O movimento na América Latina
Embora nos últimos anos os direitos da comunidade LGBTQIA+ tenham crescido exponencialmente, especialmente na América Latina, que é o nosso foco, há enormes retrocessos devido às idas e voltas do cenário político. Após décadas de repressão, com a maioria dos países da região sendo assolados por ditaduras militares, a redemocratização e o início do século XXI trouxeram uma guinada progressista com a chamada “onda rosa” – período em que vários países latino-americanos elegeram governos de orientação progressista frequentemente associados a esquerda/centro-esquerda, promovendo políticas inclusivas e de direitos humanos. Esses governos, como os de Lula no Brasil, Néstor e Cristina Kirchner na Argentina, e Evo Morales na Bolívia, focaram em reduzir desigualdades sociais e econômicas, e frequentemente adotaram legislações que favoreciam os direitos da comunidade LGBTQIA+.
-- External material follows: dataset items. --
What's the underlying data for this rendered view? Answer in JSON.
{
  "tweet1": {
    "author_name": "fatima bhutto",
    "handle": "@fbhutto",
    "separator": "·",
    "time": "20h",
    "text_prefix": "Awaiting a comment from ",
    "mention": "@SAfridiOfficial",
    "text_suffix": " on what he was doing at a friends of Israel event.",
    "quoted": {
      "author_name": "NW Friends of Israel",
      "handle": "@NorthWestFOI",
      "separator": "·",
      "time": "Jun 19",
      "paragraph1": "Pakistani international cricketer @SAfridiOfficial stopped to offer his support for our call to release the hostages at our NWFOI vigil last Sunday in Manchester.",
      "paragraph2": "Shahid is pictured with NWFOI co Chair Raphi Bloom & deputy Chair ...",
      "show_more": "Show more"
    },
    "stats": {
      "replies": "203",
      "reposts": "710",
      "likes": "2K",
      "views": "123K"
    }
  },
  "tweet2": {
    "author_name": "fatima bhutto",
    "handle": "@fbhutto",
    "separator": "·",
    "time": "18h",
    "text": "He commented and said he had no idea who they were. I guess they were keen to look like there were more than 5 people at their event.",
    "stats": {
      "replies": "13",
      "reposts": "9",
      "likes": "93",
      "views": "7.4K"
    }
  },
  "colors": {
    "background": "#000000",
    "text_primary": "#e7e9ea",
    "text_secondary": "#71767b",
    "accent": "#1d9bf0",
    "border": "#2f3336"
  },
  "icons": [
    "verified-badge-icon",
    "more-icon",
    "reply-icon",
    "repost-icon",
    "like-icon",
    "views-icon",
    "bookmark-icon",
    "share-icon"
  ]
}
Por exemplo, em 2010, a Argentina se destacou ao aprovar o casamento entre pessoas do mesmo sexo, tornando-se o primeiro país da América Latina a fazê-lo. Pouco depois, em 2013, o Uruguai seguiu o mesmo caminho, e em 2015, o México permitiu o casamento igualitário em vários estados. Em 2011, o Superior Tribunal Federal (STF) equiparou as relações entre pessoas do mesmo sexo às uniões estáveis entre homens e mulheres no Brasil, reconhecendo, assim, a união homoafetiva como um núcleo familiar, mas somente em 2013 o Conselho Nacional de Justiça (CNJ) editou a Resolução 175/2013, determinando que os cartórios realizassem casamentos de casais do mesmo sexo. Além disso, vários países adotaram leis que permitem a mudança de nome e gênero em documentos oficiais, garantiram acesso igualitário aos serviços de saúde e proteção contra a discriminação baseada na orientação sexual e identidade de gênero.
No entanto, esses avanços não foram lineares. O cenário político na América Latina é altamente volátil, e as conquistas da comunidade LGBTQIA+ frequentemente enfrentam retrocessos em contextos de instabilidade política e mudanças de governo. A ascensão de governos conservadores e a influência crescente de movimentos religiosos fundamentalistas trouxeram desafios significativos.
No Brasil, por exemplo, o governo de Jair Bolsonaro (2019-2022) adotou uma retórica abertamente homofóbica e implementou políticas que minaram os direitos LGBTQIA+. Em outros países, como a Colômbia e o Peru, grupos conservadores têm usado mecanismos legais e políticos para tentar reverter legislações inclusivas.
Além das pressões internas, a influência externa também desempenha um papel. Organizações internacionais e movimentos transnacionais, tanto de apoio quanto de oposição aos direitos LGBTQIA+, influenciam as políticas locais. A globalização da política identitária significa que a América Latina está inserida em um contexto mais amplo de debates sobre direitos humanos e igualdade.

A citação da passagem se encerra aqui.